Friday, August 15, 2008

And Speaking of Songs

I found this list of Spinner.com's take on the 25 saddest songs.  I don't know that I agree.  Any list that doesn't have "He Stopped Loving Her Today" at the top has to be wrong.

But I did find a place where you can listen to the very beautiful "Mad World," from my list of favorite songs.  If you don't know it, take a listen.  It'll make you want lock yourself in the bathroom and weep.

So what do you think is the saddest song ever?

10 comments:

Bert Bananas said...

I have no idea, but Air Supply had to have sung it.

sheila222 said...

Little Orphan Girl sung by Doc Watson- I can't find lyrics for it. When I first heard it in the early 80s, I said, Mom, you have to listen to this, it makes me cry every time I hear it. I played it for her, she started bawling,, turned out my grandmother used to sing it (it is an old traditional song), and although grandma had died about four years previously, was still sorely missed. It is about an little orphan girl who begs for scraps, is turned down, freezes to death on the steps of a rich man,, final phrase,, when morning came, the little girl, still lay at the rich man's door, but her soul had fled away to its home, where there's room and there's bread for the poor. I tear up just writing those words.

vq said...

Sheila, Lori, did your parents or grandparents sing "Poor Babes in the Woods" to you? Mine did. Both my parents had had it sung to them, in slightly different form. I researched it once on the internet and learned that it's probably the most commonly sung oral tradition song in the US--doesn't even exist in published form. It's about "two little babes" who were "stolen away one bright summer's day, and never came back, so I've heard people say." It'll tear the heart right out of you.

sheila222 said...

The only version of it I have heard is on the Songcatcher 2 cd. I will try to post a link. It is the first tune (for some reason, Amazon didn't give a sample. I don't know if this is the same song or not.

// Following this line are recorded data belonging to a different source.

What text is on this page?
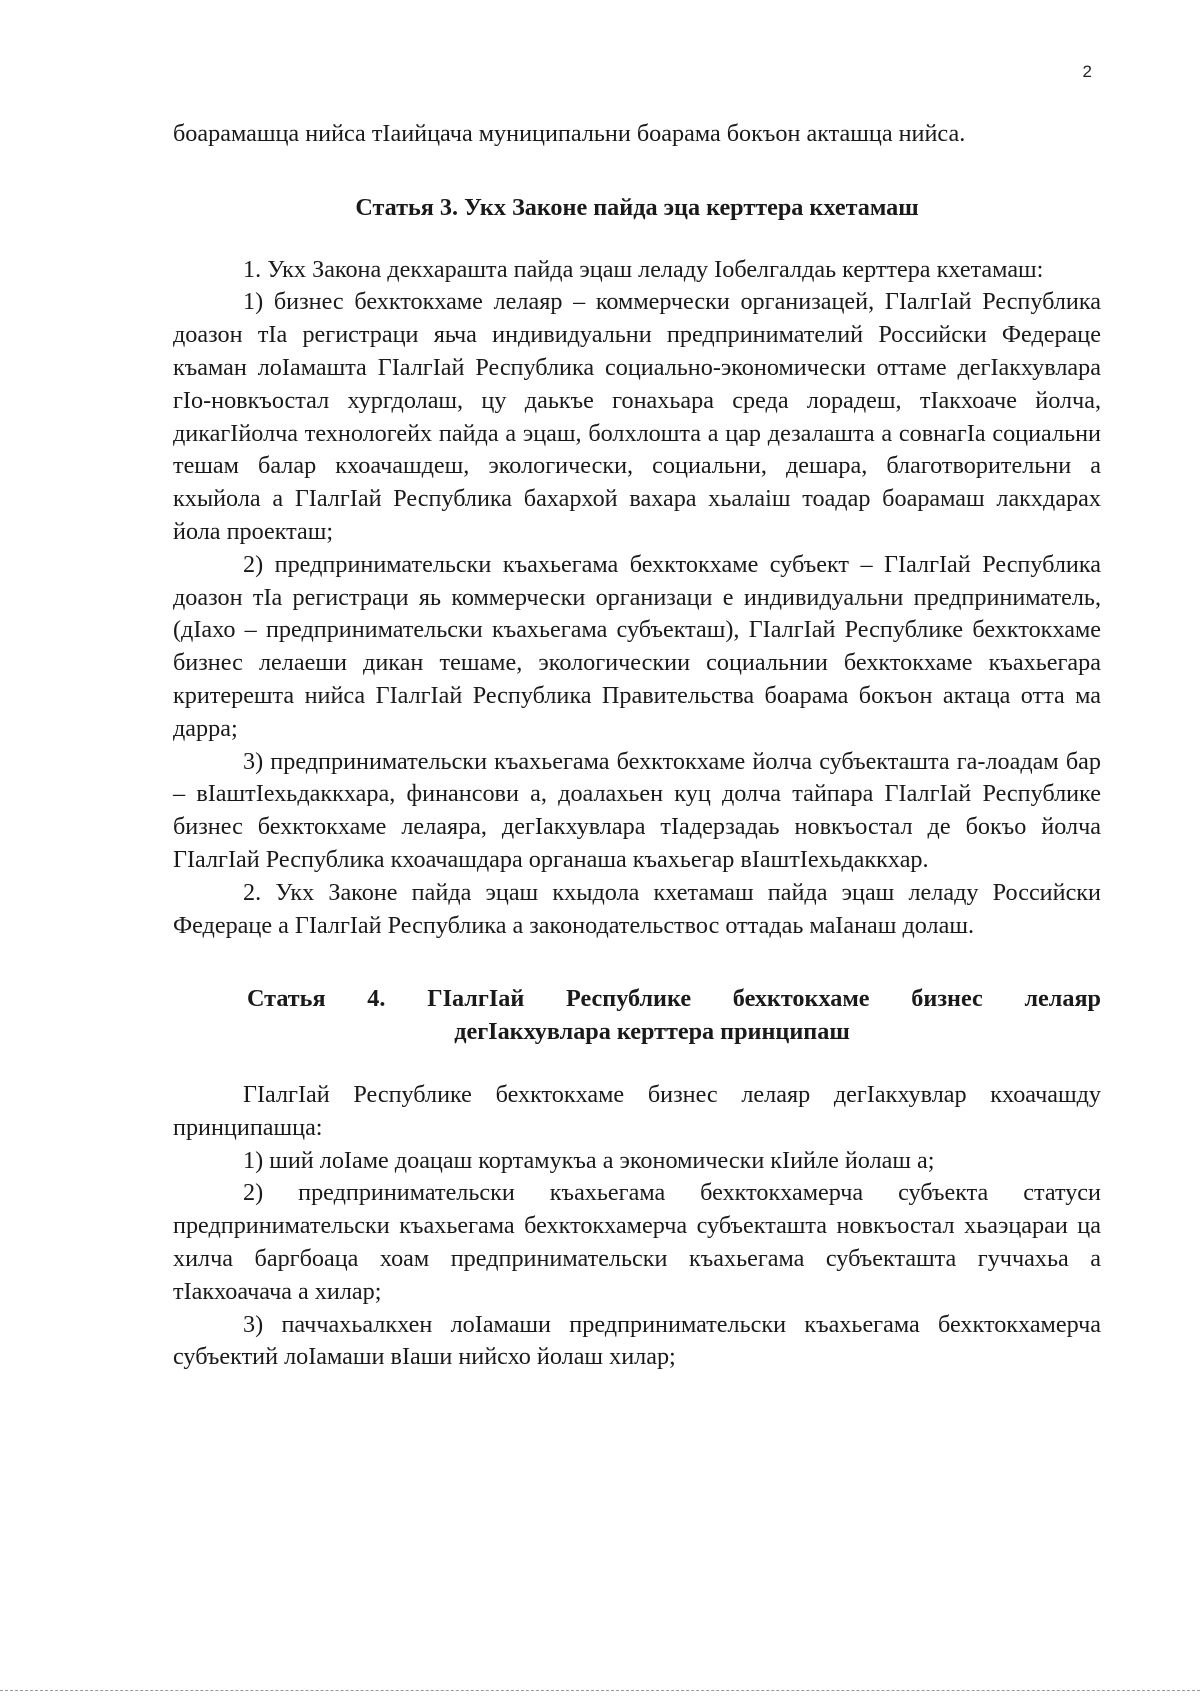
2

боарамашца нийса тIаийцача муниципальни боарама бокъон акташца нийса.

Статья 3. Укх Законе пайда эца керттера кхетамаш

1. Укх Закона декхарашта пайда эцаш леладу Iобелгалдаь керттера кхетамаш:

1) бизнес бехктокхаме лелаяр – коммерчески организацей, ГIалгIай Республика доазон тIа регистраци яьча индивидуальни предпринимателий Российски Федераце къаман лоIамашта ГIалгIай Республика социально-экономически оттаме дегIакхувлара гIо-новкъостал хургдолаш, цу даькъе гонахьара среда лорадеш, тIакхоаче йолча, дикагIйолча технологейх пайда а эцаш, болхлошта а цар дезалашта а совнагIа социальни тешам балар кхоачашдеш, экологически, социальни, дешара, благотворительни а кхыйола а ГIалгIай Республика бахархой вахара хьалаiш тоадар боарамаш лакхдарах йола проекташ;

2) предпринимательски къахьегама бехктокхаме субъект – ГIалгIай Республика доазон тIа регистраци яь коммерчески организаци е индивидуальни предприниматель, (дIахо – предпринимательски къахьегама субъекташ), ГIалгIай Республике бехктокхаме бизнес лелаеши дикан тешаме, экологическии социальнии бехктокхаме къахьегара критерешта нийса ГIалгIай Республика Правительства боарама бокъон актаца отта ма дарра;

3) предпринимательски къахьегама бехктокхаме йолча субъекташта га-лоадам бар – вIаштIехьдаккхара, финансови а, доалахьен куц долча тайпара ГIалгIай Республике бизнес бехктокхаме лелаяра, дегIакхувлара тIадерзадаь новкъостал де бокъо йолча ГIалгIай Республика кхоачашдара органаша къахьегар вIаштIехьдаккхар.

2. Укх Законе пайда эцаш кхыдола кхетамаш пайда эцаш леладу Российски Федераце а ГIалгIай Республика а законодательствос оттадаь маIанаш долаш.

Статья 4. ГIалгIай Республике бехктокхаме бизнес лелаяр
дегIакхувлара керттера принципаш

ГIалгIай Республике бехктокхаме бизнес лелаяр дегIакхувлар кхоачашду принципашца:

1) ший лоIаме доацаш кортамукъа а экономически кIийле йолаш а;

2) предпринимательски къахьегама бехктокхамерча субъекта статуси предпринимательски къахьегама бехктокхамерча субъекташта новкъостал хьаэцараи ца хилча баргбоаца хоам предпринимательски къахьегама субъекташта гуччахьа а тIакхоачача а хилар;

3) паччахьалкхен лоIамаши предпринимательски къахьегама бехктокхамерча субъектий лоIамаши вIаши нийсхо йолаш хилар;
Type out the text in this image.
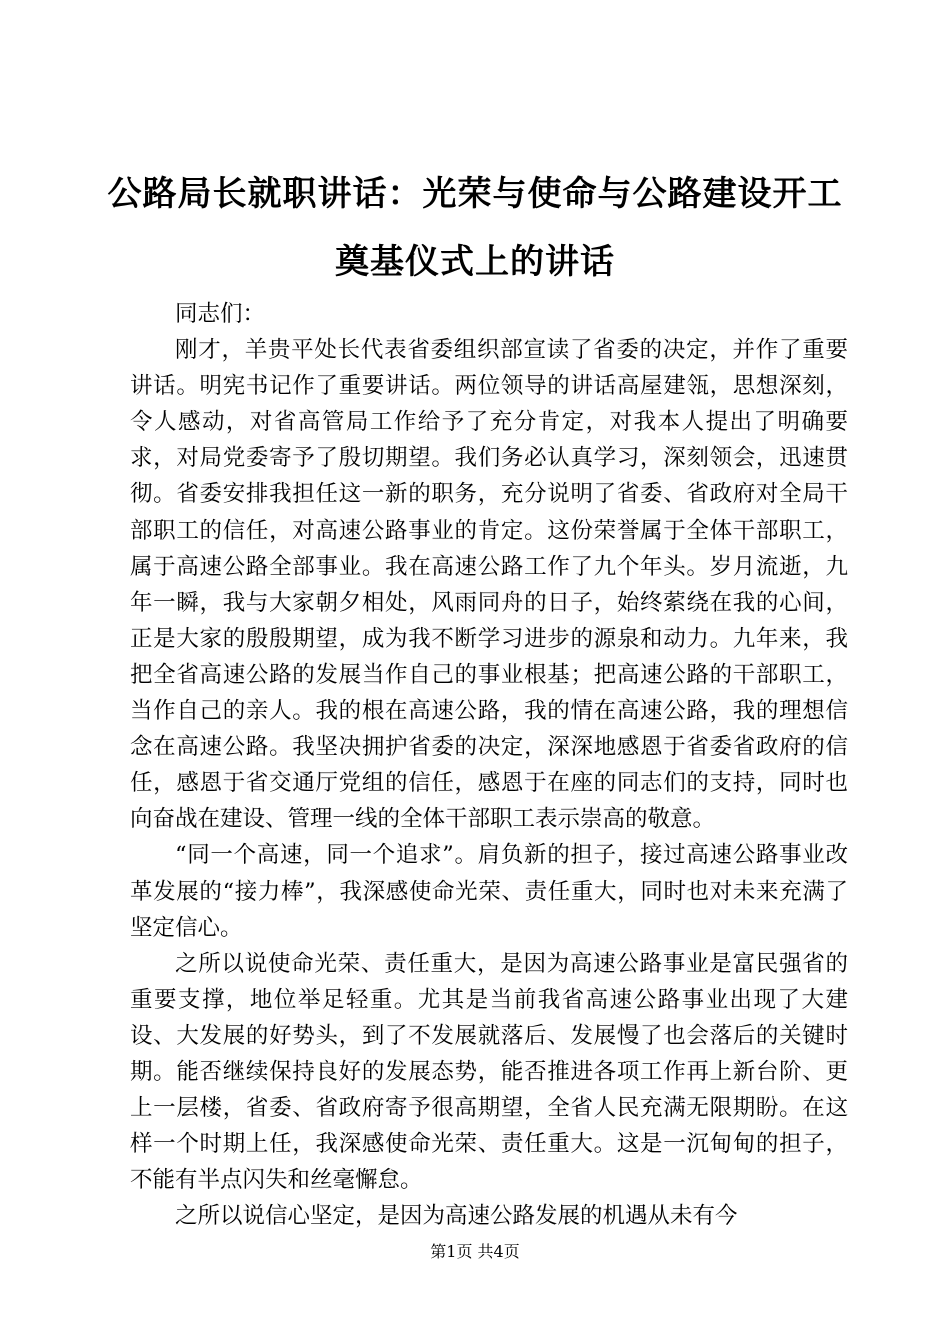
公路局长就职讲话：光荣与使命与公路建设开工奠基仪式上的讲话

同志们：

刚才，羊贵平处长代表省委组织部宣读了省委的决定，并作了重要讲话。明宪书记作了重要讲话。两位领导的讲话高屋建瓴，思想深刻，令人感动，对省高管局工作给予了充分肯定，对我本人提出了明确要求，对局党委寄予了殷切期望。我们务必认真学习，深刻领会，迅速贯彻。省委安排我担任这一新的职务，充分说明了省委、省政府对全局干部职工的信任，对高速公路事业的肯定。这份荣誉属于全体干部职工，属于高速公路全部事业。我在高速公路工作了九个年头。岁月流逝，九年一瞬，我与大家朝夕相处，风雨同舟的日子，始终萦绕在我的心间，正是大家的殷殷期望，成为我不断学习进步的源泉和动力。九年来，我把全省高速公路的发展当作自己的事业根基；把高速公路的干部职工，当作自己的亲人。我的根在高速公路，我的情在高速公路，我的理想信念在高速公路。我坚决拥护省委的决定，深深地感恩于省委省政府的信任，感恩于省交通厅党组的信任，感恩于在座的同志们的支持，同时也向奋战在建设、管理一线的全体干部职工表示崇高的敬意。

“同一个高速，同一个追求”。肩负新的担子，接过高速公路事业改革发展的“接力棒”，我深感使命光荣、责任重大，同时也对未来充满了坚定信心。

之所以说使命光荣、责任重大，是因为高速公路事业是富民强省的重要支撑，地位举足轻重。尤其是当前我省高速公路事业出现了大建设、大发展的好势头，到了不发展就落后、发展慢了也会落后的关键时期。能否继续保持良好的发展态势，能否推进各项工作再上新台阶、更上一层楼，省委、省政府寄予很高期望，全省人民充满无限期盼。在这样一个时期上任，我深感使命光荣、责任重大。这是一沉甸甸的担子，不能有半点闪失和丝毫懈怠。

之所以说信心坚定，是因为高速公路发展的机遇从未有今

第1页 共4页
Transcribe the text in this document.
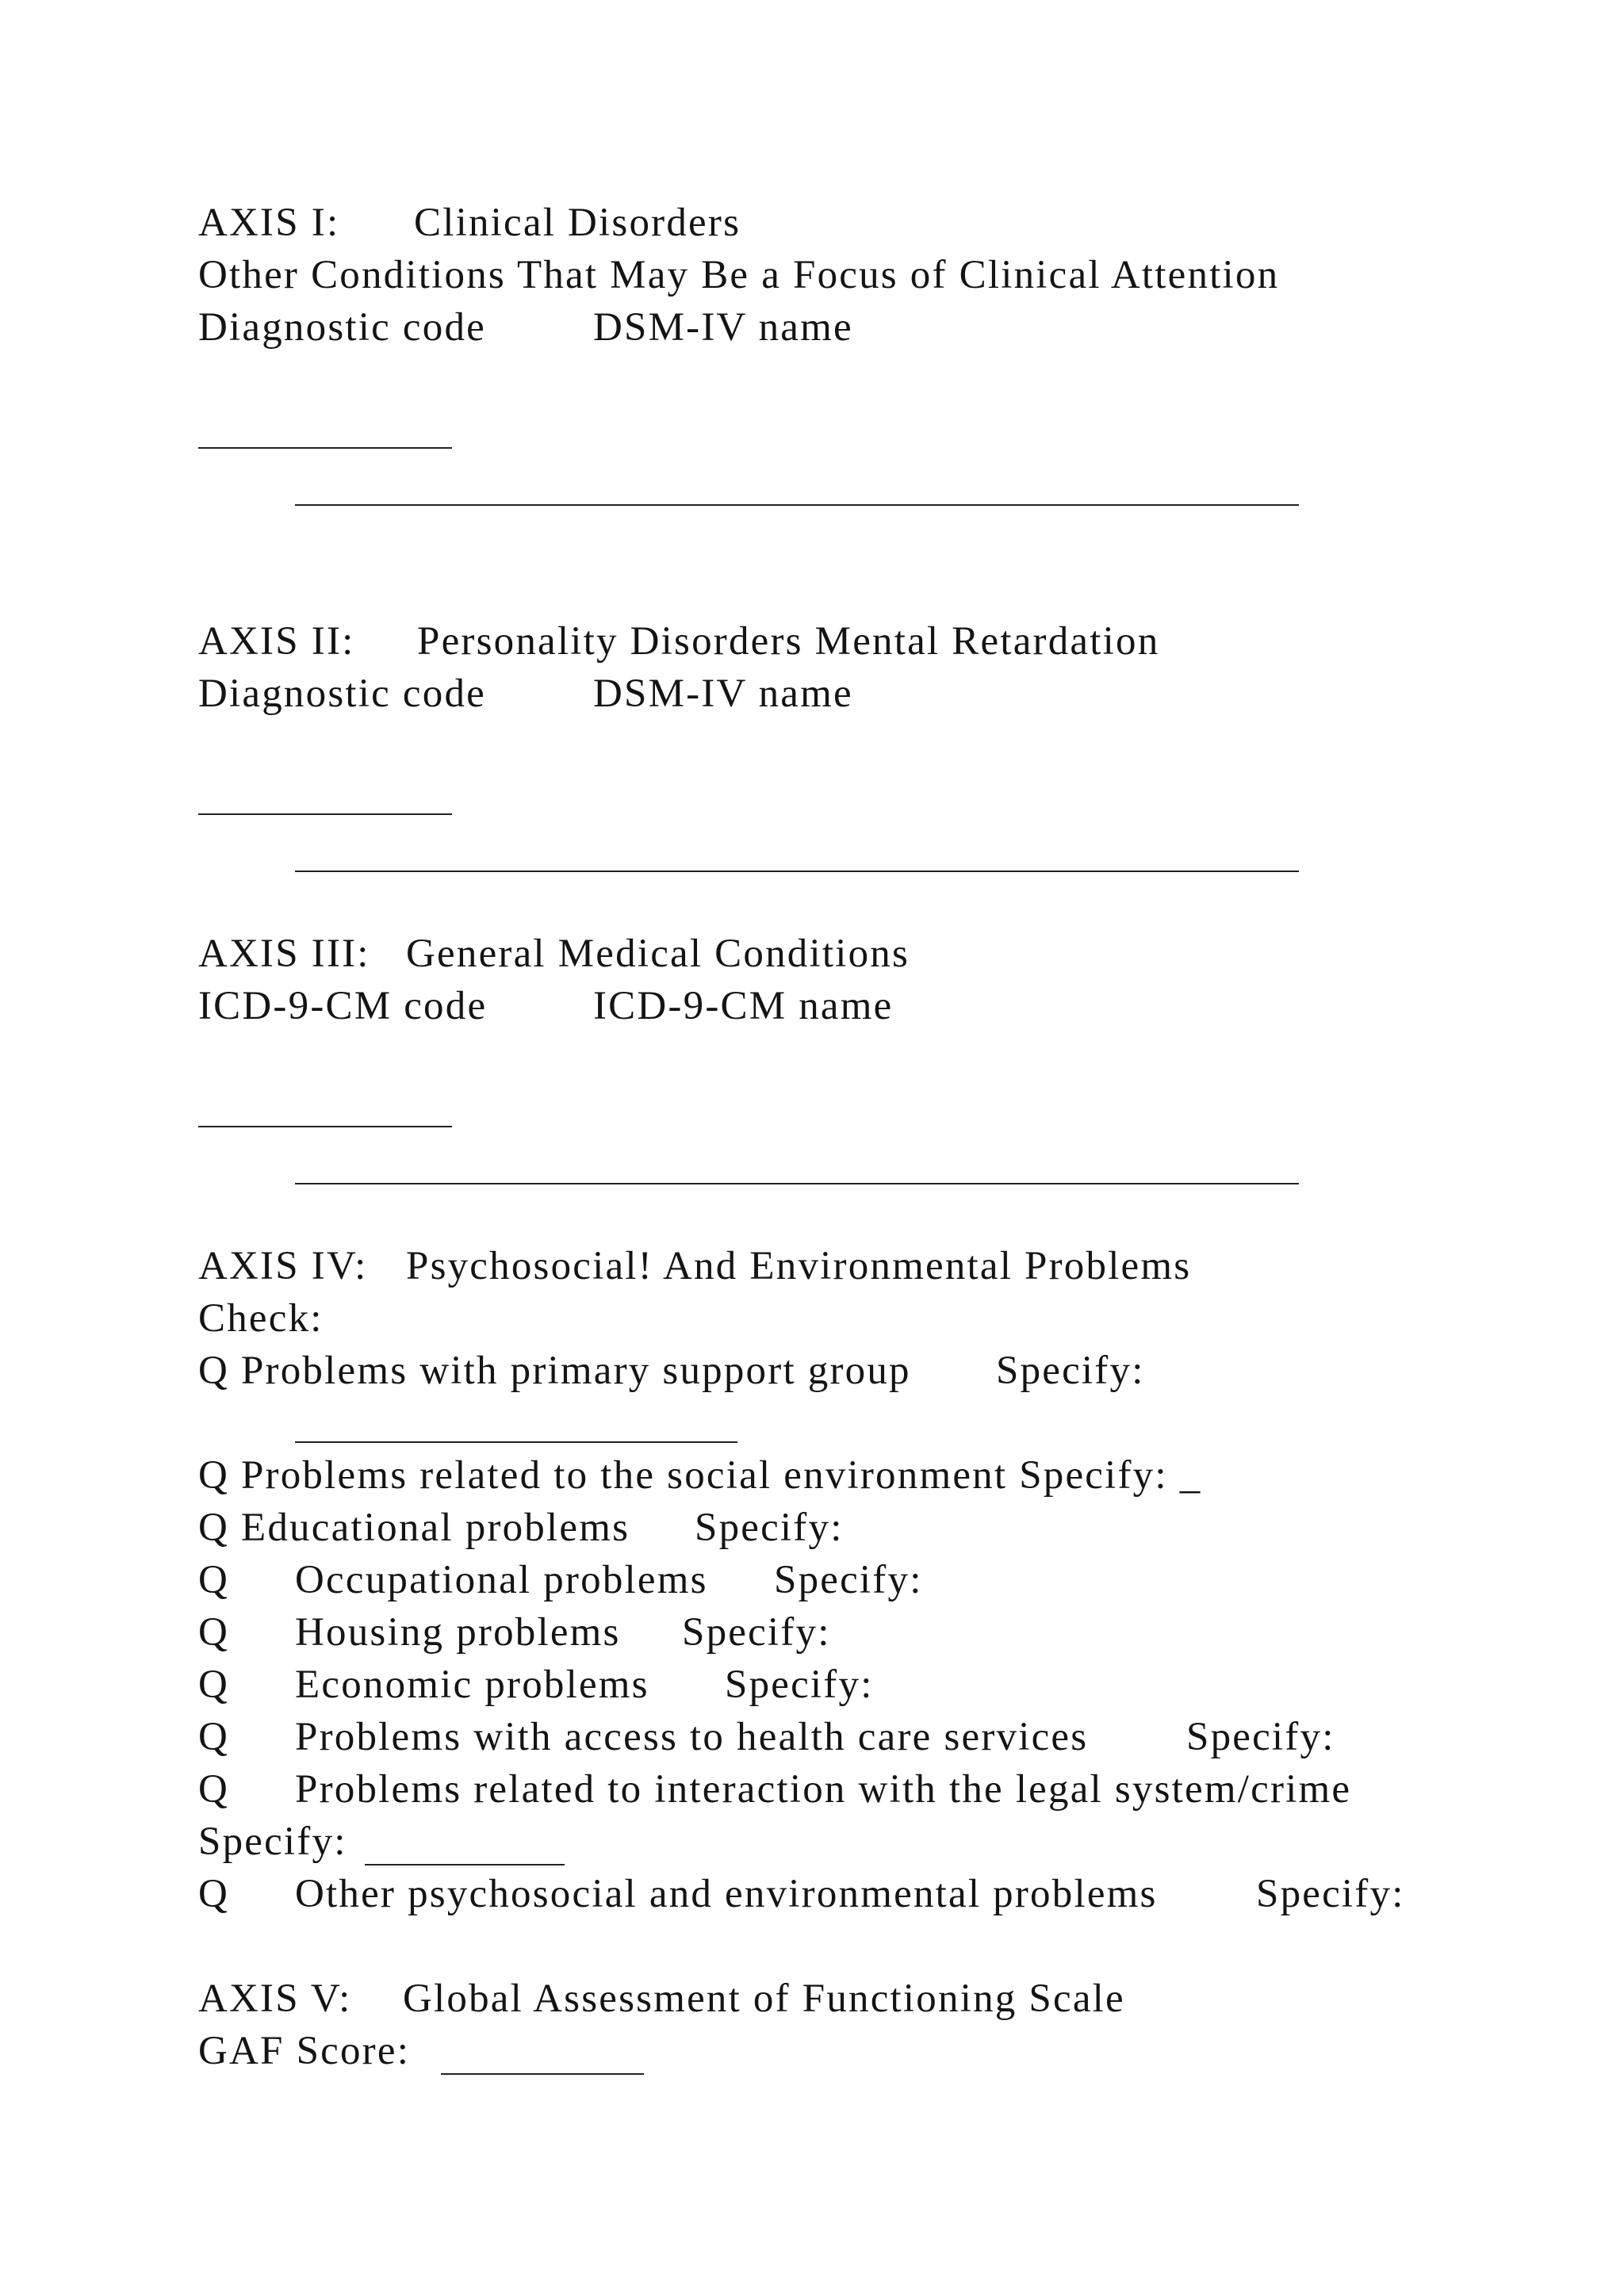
AXIS I: Clinical Disorders
Other Conditions That May Be a Focus of Clinical Attention
Diagnostic code	DSM-IV name
AXIS II: Personality Disorders Mental Retardation
Diagnostic code	DSM-IV name
AXIS III: General Medical Conditions
ICD-9-CM code	ICD-9-CM name
AXIS IV: Psychosocial! And Environmental Problems
Check:
Q Problems with primary support group Specify:
Q Problems related to the social environment Specify: _
Q Educational problems Specify:
Q Occupational problems Specify:
Q Housing problems Specify:
Q Economic problems Specify:
Q Problems with access to health care services Specify:
Q Problems related to interaction with the legal system/crime
Specify:
Q Other psychosocial and environmental problems Specify:
AXIS V: Global Assessment of Functioning Scale
GAF Score:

http://music.barnesandnoble.com/search/mediaplayer.asp?ean=015707971621&disc=1&track=1

vq said...

That's the one! It fascinates me that that song made it's way all over the country, through multiple generations of people, by oral tradition alone--maybe because it was a cautionary tale about children wandering off. My parents both had slightly different sets of words sung to them, but that was the tune.

Gail said...

I agree. He Stopped Loving Her Today is George Jones at his finest and if it doesn't bring a tear to your eye, you have no heart. Although Faded Love by Ray Price and Willie Nelson must run a close second.

Brenda said...

The Hands of Time also known as Brians Song can make me tear up in seconds. just humming it makes me cry.
Also Amazing Grace does it to me too, but mostly cause you hear it at funerals.

emma said...

I think The Long and Winding Road by the Beatles is very sad, and I really don't know why. It's not the lyrics so it's got to be the melody.
Also I cry every time I hear Angels Among Us by Alabama because LP's first or second grade class sang that at their Christmas pageant. I love it.

vq said...

I'm going to have to look that one up, Emma. I do love a good sad song.

Orbie/\;;/\ said...

The saddest song... or perhaps it is the one that most worms it's way into my heart is Janis Ian's Seventeen.

I do not know Poor Babes in the Woods.., but interesting enough I do not recall either of my parents singing to us. Singing all the time, but not to us. Dad would always play the piano while mom was corralling all the kids. And late at night Mom would practice the piano when she had a little time to herself.